Estudantes que nunca se enquadraram no Pé-de-Meia podem, em breve, ter acesso ao benefício. Um projeto de lei em tramitação na Câmara dos Deputados propõe ampliar o programa para incluir bolsistas integrais da rede privada e alunos de escolas comunitárias do campo — categorias hoje deixadas de fora pelas regras atuais.
Se aprovada, a mudança pode redefinir quem tem direito ao incentivo financeiro-educacional no ensino médio brasileiro.
O que é o Pé-de-Meia e quem pode participar hoje
O Pé-de-Meia é um incentivo financeiro-educacional criado pela Lei 14.818/24, estruturado no formato de poupança. O programa deposita valores mensais em uma conta vinculada ao estudante, que pode resgatar o dinheiro ao concluir o ensino médio.
Atualmente, o benefício é focado prioritariamente em alunos de escolas públicas inscritos no Cadastro Único (CadÚnico). Isso significa que famílias vulneráveis não cadastradas nos programas sociais ficam automaticamente excluídas — mesmo que precisem do apoio.
O que muda com o Projeto de Lei 6255/25
O Projeto de Lei 6255/25 amplia o alcance do incentivo financeiro-educacional para incluir estudantes bolsistas integrais de escolas particulares e alunos de escolas comunitárias do campo. A proposta está em análise na Câmara dos Deputados.
Quem passa a ser elegível
O novo texto estende a elegibilidade a todos os estudantes do ensino médio público, aos que possuem bolsa de 100% na rede privada e aos matriculados em escolas comunitárias conveniadas com o poder público que atuam na educação do campo.
Em resumo, os novos grupos contemplados seriam:
- Todos os estudantes do ensino médio público (sem restrição de cadastro)
- Bolsistas integrais (100%) da rede privada
- Alunos de escolas comunitárias do campo conveniadas ao poder público
Pé-de-Meia na EJA: faixa etária definida
Para quem estuda na modalidade de Educação de Jovens e Adultos, o projeto também traz uma definição importante. Para a modalidade de Educação de Jovens e Adultos (EJA), o projeto define que são elegíveis ao incentivo os estudantes de 19 a 24 anos.

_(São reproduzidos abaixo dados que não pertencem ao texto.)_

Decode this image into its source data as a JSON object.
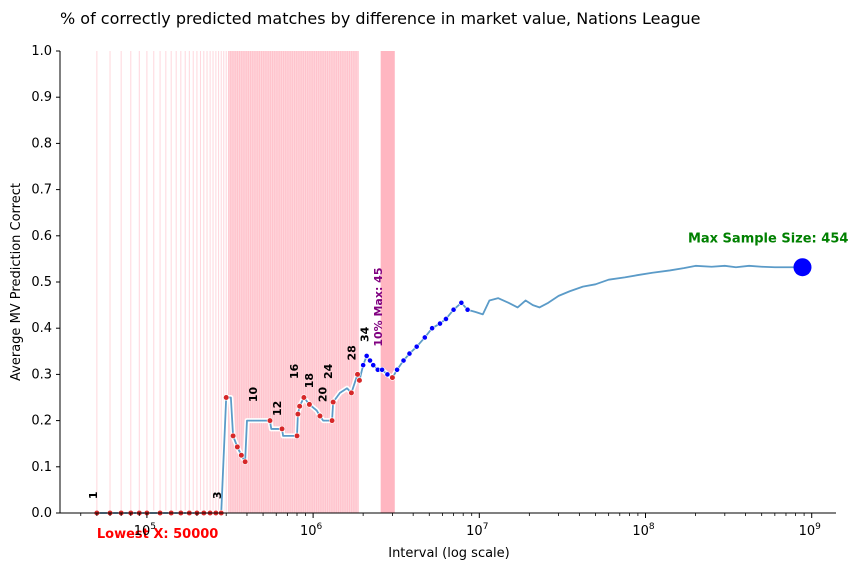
{
  "chart_data": {
    "type": "line",
    "title": "% of correctly predicted matches by difference in market value, Nations League",
    "xlabel": "Interval (log scale)",
    "ylabel": "Average MV Prediction Correct",
    "xscale": "log",
    "xlim": [
      30000,
      1400000000
    ],
    "ylim": [
      0,
      1.0
    ],
    "grid": false,
    "y_ticks": [
      "0.0",
      "0.1",
      "0.2",
      "0.3",
      "0.4",
      "0.5",
      "0.6",
      "0.7",
      "0.8",
      "0.9",
      "1.0"
    ],
    "x_ticks": [
      {
        "base": "10",
        "exp": "5",
        "value": 100000
      },
      {
        "base": "10",
        "exp": "6",
        "value": 1000000
      },
      {
        "base": "10",
        "exp": "7",
        "value": 10000000
      },
      {
        "base": "10",
        "exp": "8",
        "value": 100000000
      },
      {
        "base": "10",
        "exp": "9",
        "value": 1000000000
      }
    ],
    "series": [
      {
        "color": "#5b9bc8",
        "points": [
          [
            50000,
            0
          ],
          [
            60000,
            0
          ],
          [
            70000,
            0
          ],
          [
            80000,
            0
          ],
          [
            90000,
            0
          ],
          [
            100000,
            0
          ],
          [
            120000,
            0
          ],
          [
            140000,
            0
          ],
          [
            160000,
            0
          ],
          [
            180000,
            0
          ],
          [
            200000,
            0
          ],
          [
            220000,
            0
          ],
          [
            240000,
            0
          ],
          [
            260000,
            0
          ],
          [
            280000,
            0
          ],
          [
            300000,
            0.25
          ],
          [
            320000,
            0.25
          ],
          [
            330000,
            0.167
          ],
          [
            350000,
            0.143
          ],
          [
            370000,
            0.125
          ],
          [
            390000,
            0.111
          ],
          [
            400000,
            0.2
          ],
          [
            450000,
            0.2
          ],
          [
            550000,
            0.2
          ],
          [
            560000,
            0.182
          ],
          [
            650000,
            0.182
          ],
          [
            660000,
            0.167
          ],
          [
            800000,
            0.167
          ],
          [
            810000,
            0.214
          ],
          [
            830000,
            0.231
          ],
          [
            880000,
            0.25
          ],
          [
            950000,
            0.235
          ],
          [
            1050000,
            0.222
          ],
          [
            1100000,
            0.21
          ],
          [
            1150000,
            0.2
          ],
          [
            1300000,
            0.2
          ],
          [
            1320000,
            0.24
          ],
          [
            1450000,
            0.26
          ],
          [
            1600000,
            0.27
          ],
          [
            1700000,
            0.26
          ],
          [
            1850000,
            0.3
          ],
          [
            1900000,
            0.287
          ],
          [
            2000000,
            0.32
          ],
          [
            2100000,
            0.34
          ],
          [
            2200000,
            0.33
          ],
          [
            2300000,
            0.32
          ],
          [
            2450000,
            0.31
          ],
          [
            2600000,
            0.31
          ],
          [
            2800000,
            0.3
          ],
          [
            3000000,
            0.293
          ],
          [
            3200000,
            0.31
          ],
          [
            3500000,
            0.33
          ],
          [
            3800000,
            0.345
          ],
          [
            4200000,
            0.36
          ],
          [
            4700000,
            0.38
          ],
          [
            5200000,
            0.4
          ],
          [
            5800000,
            0.41
          ],
          [
            6300000,
            0.42
          ],
          [
            7000000,
            0.44
          ],
          [
            7800000,
            0.455
          ],
          [
            8500000,
            0.44
          ],
          [
            9500000,
            0.435
          ],
          [
            10500000,
            0.43
          ],
          [
            11500000,
            0.46
          ],
          [
            13000000,
            0.465
          ],
          [
            15000000,
            0.455
          ],
          [
            17000000,
            0.445
          ],
          [
            19000000,
            0.46
          ],
          [
            21000000,
            0.45
          ],
          [
            23000000,
            0.445
          ],
          [
            26000000,
            0.455
          ],
          [
            30000000,
            0.47
          ],
          [
            35000000,
            0.48
          ],
          [
            42000000,
            0.49
          ],
          [
            50000000,
            0.495
          ],
          [
            60000000,
            0.505
          ],
          [
            75000000,
            0.51
          ],
          [
            90000000,
            0.515
          ],
          [
            110000000,
            0.52
          ],
          [
            140000000,
            0.525
          ],
          [
            170000000,
            0.53
          ],
          [
            200000000,
            0.535
          ],
          [
            250000000,
            0.533
          ],
          [
            300000000,
            0.535
          ],
          [
            350000000,
            0.532
          ],
          [
            420000000,
            0.535
          ],
          [
            500000000,
            0.533
          ],
          [
            600000000,
            0.532
          ],
          [
            700000000,
            0.532
          ],
          [
            850000000,
            0.532
          ]
        ]
      }
    ],
    "red_markers": [
      [
        50000,
        0
      ],
      [
        60000,
        0
      ],
      [
        70000,
        0
      ],
      [
        80000,
        0
      ],
      [
        90000,
        0
      ],
      [
        100000,
        0
      ],
      [
        120000,
        0
      ],
      [
        140000,
        0
      ],
      [
        160000,
        0
      ],
      [
        180000,
        0
      ],
      [
        200000,
        0
      ],
      [
        220000,
        0
      ],
      [
        240000,
        0
      ],
      [
        260000,
        0
      ],
      [
        280000,
        0
      ],
      [
        300000,
        0.25
      ],
      [
        330000,
        0.167
      ],
      [
        350000,
        0.143
      ],
      [
        370000,
        0.125
      ],
      [
        390000,
        0.111
      ],
      [
        550000,
        0.2
      ],
      [
        650000,
        0.182
      ],
      [
        800000,
        0.167
      ],
      [
        810000,
        0.214
      ],
      [
        830000,
        0.231
      ],
      [
        880000,
        0.25
      ],
      [
        950000,
        0.235
      ],
      [
        1100000,
        0.21
      ],
      [
        1300000,
        0.2
      ],
      [
        1320000,
        0.24
      ],
      [
        1700000,
        0.26
      ],
      [
        1850000,
        0.3
      ],
      [
        1900000,
        0.287
      ],
      [
        3000000,
        0.293
      ]
    ],
    "sample_labels": [
      {
        "text": "1",
        "x": 50000,
        "y": 0.03
      },
      {
        "text": "3",
        "x": 280000,
        "y": 0.03
      },
      {
        "text": "10",
        "x": 460000,
        "y": 0.24
      },
      {
        "text": "12",
        "x": 640000,
        "y": 0.21
      },
      {
        "text": "16",
        "x": 810000,
        "y": 0.29
      },
      {
        "text": "18",
        "x": 1000000,
        "y": 0.27
      },
      {
        "text": "20",
        "x": 1200000,
        "y": 0.24
      },
      {
        "text": "24",
        "x": 1300000,
        "y": 0.29
      },
      {
        "text": "28",
        "x": 1800000,
        "y": 0.33
      },
      {
        "text": "34",
        "x": 2150000,
        "y": 0.37
      }
    ],
    "annotations": {
      "max_label": "10% Max: 45",
      "max_x": 2600000,
      "max_label_y": 0.36,
      "sample_size_label": "Max Sample Size: 454",
      "sample_size_x": 180000000,
      "sample_size_y": 0.585,
      "max_point": [
        880000000,
        0.532
      ],
      "lowest_label": "Lowest X: 50000",
      "lowest_x": 50000
    },
    "shading": {
      "dense_band": [
        310000,
        1870000
      ],
      "solid_band": [
        2550000,
        3100000
      ],
      "sparse_lines": [
        50000,
        60000,
        70000,
        80000,
        90000,
        100000,
        110000,
        120000,
        130000,
        140000,
        150000,
        160000,
        170000,
        180000,
        190000,
        200000,
        210000,
        220000,
        230000,
        240000,
        250000,
        260000,
        270000,
        280000,
        290000,
        300000
      ]
    },
    "colors": {
      "line": "#5b9bc8",
      "shading": "#ffb6c1",
      "red_marker": "#d62728",
      "blue_marker": "#0000ff",
      "sample_size_text": "#008000",
      "max_text": "#800080",
      "lowest_text": "#ff0000"
    }
  }
}
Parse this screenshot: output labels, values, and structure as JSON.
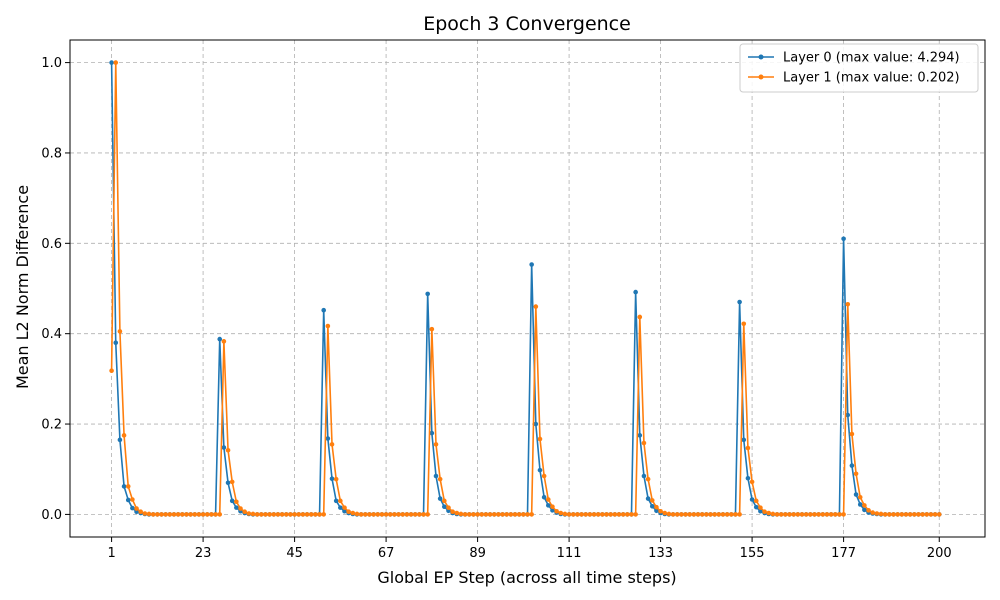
{
  "chart_data": {
    "type": "line",
    "title": "Epoch 3 Convergence",
    "xlabel": "Global EP Step (across all time steps)",
    "ylabel": "Mean L2 Norm Difference",
    "xlim": [
      -9,
      211
    ],
    "ylim": [
      -0.05,
      1.05
    ],
    "xticks": [
      1,
      23,
      45,
      67,
      89,
      111,
      133,
      155,
      177,
      200
    ],
    "yticks": [
      0.0,
      0.2,
      0.4,
      0.6,
      0.8,
      1.0
    ],
    "ytick_labels": [
      "0.0",
      "0.2",
      "0.4",
      "0.6",
      "0.8",
      "1.0"
    ],
    "grid": true,
    "legend_position": "top-right",
    "series": [
      {
        "name": "Layer 0 (max value: 4.294)",
        "color": "#1f77b4",
        "x": [
          1,
          2,
          3,
          4,
          5,
          6,
          7,
          8,
          9,
          10,
          11,
          12,
          13,
          14,
          15,
          16,
          17,
          18,
          19,
          20,
          21,
          22,
          23,
          24,
          25,
          26,
          27,
          28,
          29,
          30,
          31,
          32,
          33,
          34,
          35,
          36,
          37,
          38,
          39,
          40,
          41,
          42,
          43,
          44,
          45,
          46,
          47,
          48,
          49,
          50,
          51,
          52,
          53,
          54,
          55,
          56,
          57,
          58,
          59,
          60,
          61,
          62,
          63,
          64,
          65,
          66,
          67,
          68,
          69,
          70,
          71,
          72,
          73,
          74,
          75,
          76,
          77,
          78,
          79,
          80,
          81,
          82,
          83,
          84,
          85,
          86,
          87,
          88,
          89,
          90,
          91,
          92,
          93,
          94,
          95,
          96,
          97,
          98,
          99,
          100,
          101,
          102,
          103,
          104,
          105,
          106,
          107,
          108,
          109,
          110,
          111,
          112,
          113,
          114,
          115,
          116,
          117,
          118,
          119,
          120,
          121,
          122,
          123,
          124,
          125,
          126,
          127,
          128,
          129,
          130,
          131,
          132,
          133,
          134,
          135,
          136,
          137,
          138,
          139,
          140,
          141,
          142,
          143,
          144,
          145,
          146,
          147,
          148,
          149,
          150,
          151,
          152,
          153,
          154,
          155,
          156,
          157,
          158,
          159,
          160,
          161,
          162,
          163,
          164,
          165,
          166,
          167,
          168,
          169,
          170,
          171,
          172,
          173,
          174,
          175,
          176,
          177,
          178,
          179,
          180,
          181,
          182,
          183,
          184,
          185,
          186,
          187,
          188,
          189,
          190,
          191,
          192,
          193,
          194,
          195,
          196,
          197,
          198,
          199,
          200
        ],
        "y": [
          1.0,
          0.38,
          0.165,
          0.062,
          0.032,
          0.014,
          0.006,
          0.003,
          0.001,
          0,
          0,
          0,
          0,
          0,
          0,
          0,
          0,
          0,
          0,
          0,
          0,
          0,
          0,
          0,
          0,
          0,
          0.388,
          0.148,
          0.07,
          0.03,
          0.015,
          0.007,
          0.003,
          0.001,
          0,
          0,
          0,
          0,
          0,
          0,
          0,
          0,
          0,
          0,
          0,
          0,
          0,
          0,
          0,
          0,
          0,
          0.452,
          0.168,
          0.079,
          0.03,
          0.015,
          0.007,
          0.003,
          0.001,
          0,
          0,
          0,
          0,
          0,
          0,
          0,
          0,
          0,
          0,
          0,
          0,
          0,
          0,
          0,
          0,
          0,
          0.488,
          0.18,
          0.085,
          0.035,
          0.017,
          0.008,
          0.003,
          0.001,
          0,
          0,
          0,
          0,
          0,
          0,
          0,
          0,
          0,
          0,
          0,
          0,
          0,
          0,
          0,
          0,
          0,
          0.553,
          0.2,
          0.098,
          0.038,
          0.02,
          0.009,
          0.004,
          0.001,
          0,
          0,
          0,
          0,
          0,
          0,
          0,
          0,
          0,
          0,
          0,
          0,
          0,
          0,
          0,
          0,
          0,
          0.492,
          0.175,
          0.085,
          0.035,
          0.018,
          0.008,
          0.003,
          0.001,
          0,
          0,
          0,
          0,
          0,
          0,
          0,
          0,
          0,
          0,
          0,
          0,
          0,
          0,
          0,
          0,
          0,
          0.47,
          0.165,
          0.08,
          0.033,
          0.016,
          0.007,
          0.003,
          0.001,
          0,
          0,
          0,
          0,
          0,
          0,
          0,
          0,
          0,
          0,
          0,
          0,
          0,
          0,
          0,
          0,
          0,
          0.61,
          0.22,
          0.108,
          0.044,
          0.022,
          0.01,
          0.004,
          0.002,
          0.001,
          0,
          0,
          0,
          0,
          0,
          0,
          0,
          0,
          0,
          0,
          0,
          0,
          0,
          0,
          0
        ]
      },
      {
        "name": "Layer 1 (max value: 0.202)",
        "color": "#ff7f0e",
        "x": [
          1,
          2,
          3,
          4,
          5,
          6,
          7,
          8,
          9,
          10,
          11,
          12,
          13,
          14,
          15,
          16,
          17,
          18,
          19,
          20,
          21,
          22,
          23,
          24,
          25,
          26,
          27,
          28,
          29,
          30,
          31,
          32,
          33,
          34,
          35,
          36,
          37,
          38,
          39,
          40,
          41,
          42,
          43,
          44,
          45,
          46,
          47,
          48,
          49,
          50,
          51,
          52,
          53,
          54,
          55,
          56,
          57,
          58,
          59,
          60,
          61,
          62,
          63,
          64,
          65,
          66,
          67,
          68,
          69,
          70,
          71,
          72,
          73,
          74,
          75,
          76,
          77,
          78,
          79,
          80,
          81,
          82,
          83,
          84,
          85,
          86,
          87,
          88,
          89,
          90,
          91,
          92,
          93,
          94,
          95,
          96,
          97,
          98,
          99,
          100,
          101,
          102,
          103,
          104,
          105,
          106,
          107,
          108,
          109,
          110,
          111,
          112,
          113,
          114,
          115,
          116,
          117,
          118,
          119,
          120,
          121,
          122,
          123,
          124,
          125,
          126,
          127,
          128,
          129,
          130,
          131,
          132,
          133,
          134,
          135,
          136,
          137,
          138,
          139,
          140,
          141,
          142,
          143,
          144,
          145,
          146,
          147,
          148,
          149,
          150,
          151,
          152,
          153,
          154,
          155,
          156,
          157,
          158,
          159,
          160,
          161,
          162,
          163,
          164,
          165,
          166,
          167,
          168,
          169,
          170,
          171,
          172,
          173,
          174,
          175,
          176,
          177,
          178,
          179,
          180,
          181,
          182,
          183,
          184,
          185,
          186,
          187,
          188,
          189,
          190,
          191,
          192,
          193,
          194,
          195,
          196,
          197,
          198,
          199,
          200
        ],
        "y": [
          0.318,
          1.0,
          0.405,
          0.175,
          0.062,
          0.033,
          0.013,
          0.006,
          0.002,
          0.001,
          0,
          0,
          0,
          0,
          0,
          0,
          0,
          0,
          0,
          0,
          0,
          0,
          0,
          0,
          0,
          0,
          0,
          0.383,
          0.142,
          0.072,
          0.028,
          0.013,
          0.006,
          0.002,
          0.001,
          0,
          0,
          0,
          0,
          0,
          0,
          0,
          0,
          0,
          0,
          0,
          0,
          0,
          0,
          0,
          0,
          0,
          0.417,
          0.155,
          0.078,
          0.03,
          0.015,
          0.006,
          0.003,
          0.001,
          0,
          0,
          0,
          0,
          0,
          0,
          0,
          0,
          0,
          0,
          0,
          0,
          0,
          0,
          0,
          0,
          0,
          0.41,
          0.155,
          0.078,
          0.03,
          0.015,
          0.006,
          0.003,
          0.001,
          0,
          0,
          0,
          0,
          0,
          0,
          0,
          0,
          0,
          0,
          0,
          0,
          0,
          0,
          0,
          0,
          0,
          0.46,
          0.167,
          0.085,
          0.033,
          0.017,
          0.007,
          0.003,
          0.001,
          0,
          0,
          0,
          0,
          0,
          0,
          0,
          0,
          0,
          0,
          0,
          0,
          0,
          0,
          0,
          0,
          0,
          0.437,
          0.158,
          0.078,
          0.031,
          0.016,
          0.007,
          0.003,
          0.001,
          0,
          0,
          0,
          0,
          0,
          0,
          0,
          0,
          0,
          0,
          0,
          0,
          0,
          0,
          0,
          0,
          0,
          0.422,
          0.147,
          0.072,
          0.03,
          0.015,
          0.006,
          0.003,
          0.001,
          0,
          0,
          0,
          0,
          0,
          0,
          0,
          0,
          0,
          0,
          0,
          0,
          0,
          0,
          0,
          0,
          0,
          0.465,
          0.178,
          0.09,
          0.038,
          0.02,
          0.009,
          0.004,
          0.002,
          0.001,
          0,
          0,
          0,
          0,
          0,
          0,
          0,
          0,
          0,
          0,
          0,
          0,
          0,
          0
        ]
      }
    ]
  }
}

Fim da barreira do CadÚnico: o ponto central da proposta
Uma das principais mudanças propostas é a retirada da exigência legal de inscrição no CadÚnico como critério excludente. O texto prevê que o regulamento do programa poderá definir critérios de prioridade baseados em vulnerabilidade social, mas a lei em si deixaria de impedir o acesso a quem não está no cadastro.
Essa distinção é importante: a proposta não elimina a possibilidade de priorizar quem é mais vulnerável. Ela apenas retira o bloqueio automático para quem não tem registro no CadÚnico.
O que o projeto mantém
O projeto mantém a previsão de que o incentivo obedeça a critérios como matrícula em escola de tempo integral, idade do estudante e articulação com o ensino técnico.
Por que a deputada defende a mudança no Pé-de-Meia
A autora da proposta é a deputada Alice Portugal (PCdoB-BA). Ela argumenta que a restrição atual deixa de fora famílias que, embora necessitadas, não estão formalmente registradas nos programas sociais.
Na justificativa do projeto, a parlamentar afirma que inúmeras famílias com jovens estudando no ensino médio não detêm as condições necessárias para dar adequada sustentação às suas trajetórias de estudos, mesmo sem estar inseridas no CadÚnico.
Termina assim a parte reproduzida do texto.